F2带着她的两个娃,其中一个是HS2102M。©猫盟
从张掖开回北京的路上,经过山西北部的时候,我一直瞄着两边的群山,直至开进定襄,才有那种“这林子里应该能有豹子”的感觉。定襄、阜平(驼梁)、还有河北和北京的大山,这些都是武阅这一年疯跑的地方,找豹子,找适宜的栖息地,做本底调查,给豹子回家铺路。
2022年收回的相机,在驼梁拍到了豹 ©猫盟
而定襄县的另一边,系舟山末端的阳曲,我们在那里找到了一个华北豹的小种群,从地缘上看,那里似乎也是个适合成为带豹回家种源地的地方。
本底调查需要一步一个脚印,急不来,栖息地恢复则是一个比它还漫长的过程,所以眼下最重要的,仍然是保住现有的栖息地。

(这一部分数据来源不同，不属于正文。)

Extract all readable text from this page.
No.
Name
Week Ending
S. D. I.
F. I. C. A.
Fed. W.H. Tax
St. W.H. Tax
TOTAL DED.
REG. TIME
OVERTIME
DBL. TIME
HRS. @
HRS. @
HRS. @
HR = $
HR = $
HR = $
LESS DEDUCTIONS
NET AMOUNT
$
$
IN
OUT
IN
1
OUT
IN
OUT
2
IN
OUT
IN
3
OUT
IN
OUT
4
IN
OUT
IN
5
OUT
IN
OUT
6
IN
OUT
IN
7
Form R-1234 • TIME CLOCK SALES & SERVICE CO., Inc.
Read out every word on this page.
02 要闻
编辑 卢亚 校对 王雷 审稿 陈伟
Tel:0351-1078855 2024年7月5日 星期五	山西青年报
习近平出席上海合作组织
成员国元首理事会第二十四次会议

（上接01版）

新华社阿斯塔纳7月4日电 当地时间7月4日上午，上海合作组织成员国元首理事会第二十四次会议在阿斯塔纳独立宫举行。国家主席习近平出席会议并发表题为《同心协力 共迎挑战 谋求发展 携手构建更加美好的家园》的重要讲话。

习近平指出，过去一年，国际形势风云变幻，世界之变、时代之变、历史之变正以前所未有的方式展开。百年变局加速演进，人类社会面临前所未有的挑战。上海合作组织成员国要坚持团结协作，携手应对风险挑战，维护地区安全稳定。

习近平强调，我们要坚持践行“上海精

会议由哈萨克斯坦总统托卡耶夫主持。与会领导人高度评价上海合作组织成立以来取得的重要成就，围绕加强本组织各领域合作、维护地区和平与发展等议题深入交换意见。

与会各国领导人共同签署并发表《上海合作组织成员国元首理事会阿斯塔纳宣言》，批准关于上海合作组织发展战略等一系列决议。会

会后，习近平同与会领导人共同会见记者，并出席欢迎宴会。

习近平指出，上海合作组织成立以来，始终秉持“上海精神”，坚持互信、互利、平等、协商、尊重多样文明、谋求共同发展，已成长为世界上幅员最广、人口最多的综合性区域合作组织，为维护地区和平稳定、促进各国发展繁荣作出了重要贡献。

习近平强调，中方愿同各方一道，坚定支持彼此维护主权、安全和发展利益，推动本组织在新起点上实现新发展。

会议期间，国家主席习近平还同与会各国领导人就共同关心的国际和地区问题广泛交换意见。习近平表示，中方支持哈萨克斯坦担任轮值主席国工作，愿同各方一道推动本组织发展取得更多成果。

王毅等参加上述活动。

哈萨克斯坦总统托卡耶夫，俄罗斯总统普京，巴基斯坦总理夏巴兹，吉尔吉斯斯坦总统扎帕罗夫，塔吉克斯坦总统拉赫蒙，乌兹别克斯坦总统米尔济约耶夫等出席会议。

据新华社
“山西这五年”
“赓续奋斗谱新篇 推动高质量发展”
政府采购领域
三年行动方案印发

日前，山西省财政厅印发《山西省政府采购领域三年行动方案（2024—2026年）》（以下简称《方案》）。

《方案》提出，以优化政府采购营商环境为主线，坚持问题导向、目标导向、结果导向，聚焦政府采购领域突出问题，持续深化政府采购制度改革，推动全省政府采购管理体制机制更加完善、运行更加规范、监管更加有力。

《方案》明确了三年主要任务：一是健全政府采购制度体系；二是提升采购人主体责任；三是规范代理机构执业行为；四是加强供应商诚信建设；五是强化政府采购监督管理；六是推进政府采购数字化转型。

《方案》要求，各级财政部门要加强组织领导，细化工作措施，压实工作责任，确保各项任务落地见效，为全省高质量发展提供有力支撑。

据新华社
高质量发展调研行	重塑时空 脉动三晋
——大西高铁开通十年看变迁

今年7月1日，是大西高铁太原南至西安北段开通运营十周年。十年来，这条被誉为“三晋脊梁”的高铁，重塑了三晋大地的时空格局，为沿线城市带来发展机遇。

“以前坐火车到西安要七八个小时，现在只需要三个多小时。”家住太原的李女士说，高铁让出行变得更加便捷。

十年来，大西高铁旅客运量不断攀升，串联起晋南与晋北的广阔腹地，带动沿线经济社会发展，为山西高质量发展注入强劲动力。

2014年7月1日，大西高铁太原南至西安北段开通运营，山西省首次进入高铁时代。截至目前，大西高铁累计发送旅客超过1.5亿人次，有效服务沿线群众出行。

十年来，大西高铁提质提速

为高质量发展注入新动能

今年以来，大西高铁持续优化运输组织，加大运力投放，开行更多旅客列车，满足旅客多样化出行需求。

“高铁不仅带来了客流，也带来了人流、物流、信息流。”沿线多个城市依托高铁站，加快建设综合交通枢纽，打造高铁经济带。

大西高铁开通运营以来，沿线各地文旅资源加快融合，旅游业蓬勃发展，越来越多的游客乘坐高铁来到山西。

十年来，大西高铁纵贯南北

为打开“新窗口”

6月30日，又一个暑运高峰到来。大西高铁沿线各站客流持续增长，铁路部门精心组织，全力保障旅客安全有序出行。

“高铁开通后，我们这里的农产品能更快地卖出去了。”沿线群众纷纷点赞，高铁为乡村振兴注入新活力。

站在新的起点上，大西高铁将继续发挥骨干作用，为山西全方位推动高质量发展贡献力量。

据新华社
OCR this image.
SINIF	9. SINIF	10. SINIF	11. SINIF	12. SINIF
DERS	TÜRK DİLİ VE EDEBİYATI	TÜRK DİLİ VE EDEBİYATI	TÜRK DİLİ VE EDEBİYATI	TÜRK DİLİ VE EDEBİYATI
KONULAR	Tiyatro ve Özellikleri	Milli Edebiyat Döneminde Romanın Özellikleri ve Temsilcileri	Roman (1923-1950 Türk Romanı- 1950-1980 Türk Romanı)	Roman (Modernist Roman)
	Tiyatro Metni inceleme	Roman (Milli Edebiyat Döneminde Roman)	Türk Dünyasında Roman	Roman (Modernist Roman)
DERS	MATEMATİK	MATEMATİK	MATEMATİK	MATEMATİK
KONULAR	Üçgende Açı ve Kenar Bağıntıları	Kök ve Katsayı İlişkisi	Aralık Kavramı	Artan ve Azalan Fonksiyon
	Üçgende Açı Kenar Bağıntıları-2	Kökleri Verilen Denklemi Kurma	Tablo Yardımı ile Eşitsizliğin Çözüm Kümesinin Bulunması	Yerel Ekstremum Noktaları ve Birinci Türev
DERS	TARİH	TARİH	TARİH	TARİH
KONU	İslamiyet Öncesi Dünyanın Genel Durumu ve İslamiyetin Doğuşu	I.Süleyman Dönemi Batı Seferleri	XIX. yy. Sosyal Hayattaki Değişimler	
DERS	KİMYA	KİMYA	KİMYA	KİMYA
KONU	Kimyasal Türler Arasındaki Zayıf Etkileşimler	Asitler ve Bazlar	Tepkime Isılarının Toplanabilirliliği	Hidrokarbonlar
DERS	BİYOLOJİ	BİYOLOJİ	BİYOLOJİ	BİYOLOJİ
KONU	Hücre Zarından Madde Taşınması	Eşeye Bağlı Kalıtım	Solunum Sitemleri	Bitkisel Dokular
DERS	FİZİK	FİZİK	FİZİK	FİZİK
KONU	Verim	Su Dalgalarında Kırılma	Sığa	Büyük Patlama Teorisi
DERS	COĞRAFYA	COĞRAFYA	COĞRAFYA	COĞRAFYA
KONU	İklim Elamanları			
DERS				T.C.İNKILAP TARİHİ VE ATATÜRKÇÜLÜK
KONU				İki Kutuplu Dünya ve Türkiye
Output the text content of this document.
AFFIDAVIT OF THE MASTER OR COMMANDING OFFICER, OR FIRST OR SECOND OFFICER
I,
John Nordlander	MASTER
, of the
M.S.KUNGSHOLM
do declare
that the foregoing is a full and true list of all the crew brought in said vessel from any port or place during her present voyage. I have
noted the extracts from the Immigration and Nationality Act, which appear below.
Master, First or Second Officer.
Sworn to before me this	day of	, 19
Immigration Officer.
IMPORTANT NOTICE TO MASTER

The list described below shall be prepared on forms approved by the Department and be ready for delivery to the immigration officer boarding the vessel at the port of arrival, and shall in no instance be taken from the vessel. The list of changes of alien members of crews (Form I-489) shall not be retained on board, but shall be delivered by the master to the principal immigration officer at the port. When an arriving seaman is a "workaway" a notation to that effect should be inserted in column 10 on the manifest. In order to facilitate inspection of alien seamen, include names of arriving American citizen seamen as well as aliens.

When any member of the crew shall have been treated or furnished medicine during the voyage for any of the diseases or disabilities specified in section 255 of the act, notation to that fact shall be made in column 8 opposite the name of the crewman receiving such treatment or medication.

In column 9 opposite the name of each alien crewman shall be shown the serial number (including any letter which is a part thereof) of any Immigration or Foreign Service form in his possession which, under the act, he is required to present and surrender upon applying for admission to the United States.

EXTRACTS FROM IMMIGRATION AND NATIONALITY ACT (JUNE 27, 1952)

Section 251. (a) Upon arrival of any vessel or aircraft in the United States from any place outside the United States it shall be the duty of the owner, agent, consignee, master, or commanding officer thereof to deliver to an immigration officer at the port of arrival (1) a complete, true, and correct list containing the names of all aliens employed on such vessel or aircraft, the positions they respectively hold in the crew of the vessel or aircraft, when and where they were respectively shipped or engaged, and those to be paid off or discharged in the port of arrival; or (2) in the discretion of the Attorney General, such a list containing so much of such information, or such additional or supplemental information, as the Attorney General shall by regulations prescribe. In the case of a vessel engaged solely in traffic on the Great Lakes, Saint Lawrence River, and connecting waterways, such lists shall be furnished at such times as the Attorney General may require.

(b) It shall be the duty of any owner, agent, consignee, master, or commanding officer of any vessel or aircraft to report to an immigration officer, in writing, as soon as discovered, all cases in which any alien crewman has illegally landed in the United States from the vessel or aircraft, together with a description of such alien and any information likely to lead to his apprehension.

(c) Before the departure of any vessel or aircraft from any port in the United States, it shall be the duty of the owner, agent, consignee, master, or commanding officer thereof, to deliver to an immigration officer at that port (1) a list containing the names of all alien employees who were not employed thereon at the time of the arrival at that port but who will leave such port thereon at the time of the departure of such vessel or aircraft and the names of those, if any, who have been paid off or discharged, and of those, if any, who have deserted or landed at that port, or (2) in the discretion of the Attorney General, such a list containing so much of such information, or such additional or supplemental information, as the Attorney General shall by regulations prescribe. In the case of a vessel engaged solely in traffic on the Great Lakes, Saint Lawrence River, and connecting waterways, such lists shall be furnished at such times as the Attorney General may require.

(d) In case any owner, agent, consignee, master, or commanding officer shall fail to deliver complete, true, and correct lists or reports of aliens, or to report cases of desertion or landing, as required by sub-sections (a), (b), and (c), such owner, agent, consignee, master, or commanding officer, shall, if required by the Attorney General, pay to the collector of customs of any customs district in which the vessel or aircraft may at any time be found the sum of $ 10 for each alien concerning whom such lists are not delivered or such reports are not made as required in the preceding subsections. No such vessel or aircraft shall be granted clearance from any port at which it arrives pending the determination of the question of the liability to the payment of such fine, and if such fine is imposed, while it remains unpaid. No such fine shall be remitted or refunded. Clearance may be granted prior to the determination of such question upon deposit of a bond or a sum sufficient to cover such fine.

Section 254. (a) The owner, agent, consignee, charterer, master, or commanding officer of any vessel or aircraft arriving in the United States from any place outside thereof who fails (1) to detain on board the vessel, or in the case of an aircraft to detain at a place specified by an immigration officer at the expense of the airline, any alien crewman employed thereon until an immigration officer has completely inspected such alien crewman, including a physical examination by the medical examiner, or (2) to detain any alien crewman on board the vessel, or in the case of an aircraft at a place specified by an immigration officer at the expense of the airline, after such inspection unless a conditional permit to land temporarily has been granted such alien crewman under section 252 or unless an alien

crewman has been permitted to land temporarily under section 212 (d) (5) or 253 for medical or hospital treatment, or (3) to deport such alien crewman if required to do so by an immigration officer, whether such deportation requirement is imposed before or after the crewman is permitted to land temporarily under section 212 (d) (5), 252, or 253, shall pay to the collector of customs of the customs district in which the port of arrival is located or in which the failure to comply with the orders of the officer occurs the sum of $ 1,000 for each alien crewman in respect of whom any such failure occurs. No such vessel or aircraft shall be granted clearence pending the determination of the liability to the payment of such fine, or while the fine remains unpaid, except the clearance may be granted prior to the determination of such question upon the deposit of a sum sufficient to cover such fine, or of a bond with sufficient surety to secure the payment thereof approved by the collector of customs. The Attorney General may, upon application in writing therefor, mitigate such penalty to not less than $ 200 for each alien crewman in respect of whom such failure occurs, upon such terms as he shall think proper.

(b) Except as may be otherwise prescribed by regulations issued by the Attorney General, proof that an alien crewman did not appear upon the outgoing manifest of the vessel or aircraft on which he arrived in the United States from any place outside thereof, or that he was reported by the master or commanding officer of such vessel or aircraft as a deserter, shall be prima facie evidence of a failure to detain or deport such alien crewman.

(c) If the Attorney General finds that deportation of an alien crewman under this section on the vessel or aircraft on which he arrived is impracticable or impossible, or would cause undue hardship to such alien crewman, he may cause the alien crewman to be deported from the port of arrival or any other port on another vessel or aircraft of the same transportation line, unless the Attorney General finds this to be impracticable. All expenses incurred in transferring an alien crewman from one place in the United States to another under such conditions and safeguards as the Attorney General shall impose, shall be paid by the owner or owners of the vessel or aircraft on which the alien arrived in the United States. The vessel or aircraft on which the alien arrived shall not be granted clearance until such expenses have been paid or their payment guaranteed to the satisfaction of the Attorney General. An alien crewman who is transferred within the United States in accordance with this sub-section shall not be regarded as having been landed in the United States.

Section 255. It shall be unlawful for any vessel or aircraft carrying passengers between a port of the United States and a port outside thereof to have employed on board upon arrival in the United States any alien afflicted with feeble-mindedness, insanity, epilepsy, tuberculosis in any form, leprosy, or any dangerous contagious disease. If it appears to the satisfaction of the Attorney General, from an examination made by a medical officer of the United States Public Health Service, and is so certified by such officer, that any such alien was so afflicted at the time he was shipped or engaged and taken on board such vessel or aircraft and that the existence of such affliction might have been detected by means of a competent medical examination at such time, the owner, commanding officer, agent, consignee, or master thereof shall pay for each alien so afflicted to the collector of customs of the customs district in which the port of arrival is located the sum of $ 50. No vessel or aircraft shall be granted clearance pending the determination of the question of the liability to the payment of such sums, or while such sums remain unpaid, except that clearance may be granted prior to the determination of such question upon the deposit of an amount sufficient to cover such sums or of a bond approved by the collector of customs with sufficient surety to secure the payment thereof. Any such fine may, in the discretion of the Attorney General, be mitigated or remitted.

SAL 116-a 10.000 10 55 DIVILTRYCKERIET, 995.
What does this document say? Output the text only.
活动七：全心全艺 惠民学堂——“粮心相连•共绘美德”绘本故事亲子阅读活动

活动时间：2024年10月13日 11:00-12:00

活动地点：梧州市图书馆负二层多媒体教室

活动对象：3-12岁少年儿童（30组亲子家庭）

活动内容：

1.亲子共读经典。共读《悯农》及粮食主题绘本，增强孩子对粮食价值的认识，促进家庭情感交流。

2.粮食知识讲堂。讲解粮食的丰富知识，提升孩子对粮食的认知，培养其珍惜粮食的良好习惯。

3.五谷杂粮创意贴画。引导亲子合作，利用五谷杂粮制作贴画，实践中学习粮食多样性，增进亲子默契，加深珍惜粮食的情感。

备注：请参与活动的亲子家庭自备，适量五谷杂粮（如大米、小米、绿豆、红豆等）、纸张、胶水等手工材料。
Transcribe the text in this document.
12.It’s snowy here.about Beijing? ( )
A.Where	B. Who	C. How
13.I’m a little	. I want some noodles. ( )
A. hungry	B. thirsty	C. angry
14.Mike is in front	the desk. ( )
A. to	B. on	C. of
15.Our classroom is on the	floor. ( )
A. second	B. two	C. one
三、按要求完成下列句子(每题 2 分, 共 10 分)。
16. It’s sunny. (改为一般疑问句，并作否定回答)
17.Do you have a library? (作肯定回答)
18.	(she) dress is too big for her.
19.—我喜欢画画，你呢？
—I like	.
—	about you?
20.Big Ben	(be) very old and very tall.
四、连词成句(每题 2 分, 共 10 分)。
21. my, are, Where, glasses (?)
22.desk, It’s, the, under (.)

越来越多的栖息地正在经历风电和造地,以及越来越多正在施工的道路扩建,栖息地的破碎化趋势日益明显。而山里越修越多的风车路和防火道,不仅削去大量树木,也让人类能够更加便利地深入群山的深处,进山的不是只有牲畜,我们在今年感受到了空前严峻的盗猎压力,这些都进一步导致了栖息地的退化。
越来越多的山梁因为建造风机,割裂了植被 ©大猫
每个华北豹的种群都像是一个火种,只有尽可能多地留住火种,它们才能坚持到带豹回家的路修通的那一天。
这当然很难,但不是有希望再去努力,而是努力了才会有希望。我们对栖息地的干扰或者是可以被降低的,被破坏的栖息地是有修复的可能的,现有栖息地的承载力,以及离散在外的种群或个体或者还会有相连的一天。这都取决于我们今天共同的努力
路漫漫其修远兮,吾将上下而求索。